Confederate general Henry Heth earned the title of “goat” during his years at West Point as he graduated at the very bottom of his 1847 class. Such ignominy relegated him to 14 years of frontier duty before he resigned his commission on April 25, 1861, to serve his native Virginia.
He became colonel of the 45th Virginia in 1861, was promoted to brigadier general in January 1862, which then led to various district and department commands. By the time of Gettysburg, Heth was a major general in the Army of Northern Virginia and in command of a 3rd corps division, a rank he held until the war’s waning months. In February 1865, Heth was appointed to command of that corps, ultimately surrendering with his men at Appomattox.
Heth was one of the most liked men in all of the army and it is written that Lee referred to Heth by his first name, allegedly the only case of Lee doing this with his generals. Following the war, Heth was involved in the insurance business.
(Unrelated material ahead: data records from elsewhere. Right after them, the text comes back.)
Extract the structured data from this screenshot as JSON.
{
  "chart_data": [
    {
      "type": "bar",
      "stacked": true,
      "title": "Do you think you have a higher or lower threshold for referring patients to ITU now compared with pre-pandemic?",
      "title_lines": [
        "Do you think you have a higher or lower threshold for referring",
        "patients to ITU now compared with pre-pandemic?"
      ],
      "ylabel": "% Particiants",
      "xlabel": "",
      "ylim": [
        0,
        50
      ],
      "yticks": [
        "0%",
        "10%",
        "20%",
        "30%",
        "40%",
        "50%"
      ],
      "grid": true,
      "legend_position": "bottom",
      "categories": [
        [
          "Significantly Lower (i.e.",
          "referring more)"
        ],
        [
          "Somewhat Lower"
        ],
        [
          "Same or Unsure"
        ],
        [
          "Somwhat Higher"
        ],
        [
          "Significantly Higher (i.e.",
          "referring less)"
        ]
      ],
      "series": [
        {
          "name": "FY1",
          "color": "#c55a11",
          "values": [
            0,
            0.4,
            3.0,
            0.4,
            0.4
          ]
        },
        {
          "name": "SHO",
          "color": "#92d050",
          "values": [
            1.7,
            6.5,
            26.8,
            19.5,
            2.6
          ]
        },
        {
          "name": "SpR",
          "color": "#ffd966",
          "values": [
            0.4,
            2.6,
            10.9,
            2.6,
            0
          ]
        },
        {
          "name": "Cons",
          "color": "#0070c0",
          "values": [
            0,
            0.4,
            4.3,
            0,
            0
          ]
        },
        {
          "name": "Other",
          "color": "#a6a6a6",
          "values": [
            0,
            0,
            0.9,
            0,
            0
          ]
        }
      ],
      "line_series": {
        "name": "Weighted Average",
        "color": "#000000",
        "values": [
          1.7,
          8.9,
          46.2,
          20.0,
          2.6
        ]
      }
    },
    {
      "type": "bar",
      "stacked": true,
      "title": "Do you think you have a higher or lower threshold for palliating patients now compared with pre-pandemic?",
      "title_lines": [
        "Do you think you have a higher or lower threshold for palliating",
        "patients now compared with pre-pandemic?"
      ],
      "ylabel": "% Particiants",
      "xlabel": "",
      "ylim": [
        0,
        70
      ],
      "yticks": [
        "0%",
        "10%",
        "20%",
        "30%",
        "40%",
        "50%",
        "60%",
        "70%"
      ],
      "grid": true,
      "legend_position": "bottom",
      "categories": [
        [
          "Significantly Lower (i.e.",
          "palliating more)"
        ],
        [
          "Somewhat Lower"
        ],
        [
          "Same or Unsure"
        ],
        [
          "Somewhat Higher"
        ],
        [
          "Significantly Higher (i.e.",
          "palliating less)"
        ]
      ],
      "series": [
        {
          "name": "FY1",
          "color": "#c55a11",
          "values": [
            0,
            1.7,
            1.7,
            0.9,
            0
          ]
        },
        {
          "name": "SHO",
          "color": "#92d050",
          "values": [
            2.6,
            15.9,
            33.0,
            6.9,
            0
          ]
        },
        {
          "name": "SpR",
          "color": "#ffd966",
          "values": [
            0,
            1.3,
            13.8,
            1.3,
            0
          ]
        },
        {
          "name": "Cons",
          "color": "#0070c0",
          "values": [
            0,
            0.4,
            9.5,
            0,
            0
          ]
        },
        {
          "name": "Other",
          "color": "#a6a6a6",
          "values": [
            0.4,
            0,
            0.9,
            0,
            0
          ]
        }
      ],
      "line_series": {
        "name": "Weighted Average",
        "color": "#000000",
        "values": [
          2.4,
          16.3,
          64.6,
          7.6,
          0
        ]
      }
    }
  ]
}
The general’s memoirs remained unpublished for the better part of a century until rescued by editor James Morrison. Greenwood Press, best known as a publisher of scholarly reference books, released the memoirs in 1974 in a very small print run that included a solid introduction by Morrison of Heth’s life. According to Eicher’s The Civil War in Books (#235), “the narrative focuses on Heth’s more successful actions while dismissing others with little comment.” For instance, Heth remarks on his actions that about the start of Gettysburg with no more than a single paragraph. Nevertheless, in its commentary of Heth’s memoirs, Military Review noted that “Of particular interest to students of history are Heth's accounts of life in the Army and the United States before and after the Civil War.... Morrison's introductory essay on Heth the man, Indian fighter, Confederate general and loyal Virginian, is a masterpiece of scholarship, subtle wit and graceful writing.” I also especially liked veteran Civil War bookseller Dave Zullo's remarks on this book: "Henry Heth was an interesting character but the stories he tells of the antics of him and his best friend, Winfield Scott Hancock, during their West Point years and thereafter, are priceless. This is a book that would make any Hancock or Heth fan laugh until their sides hurt. But he also discusses the reality of war. This has a sadness to it that will make you want to cry. Of the many, many biographies and memoirs that I have read, this is one of my favorites...."
Though initially published in 1974, it appears that Greenwood still has the book in print at $57.95. For a title that is relatively recent, first editions are quite uncommon (therefore pricey) and even scarcer in premium condition with dust jacket. As you can see here, there are only a handful of copies currently offered for sale.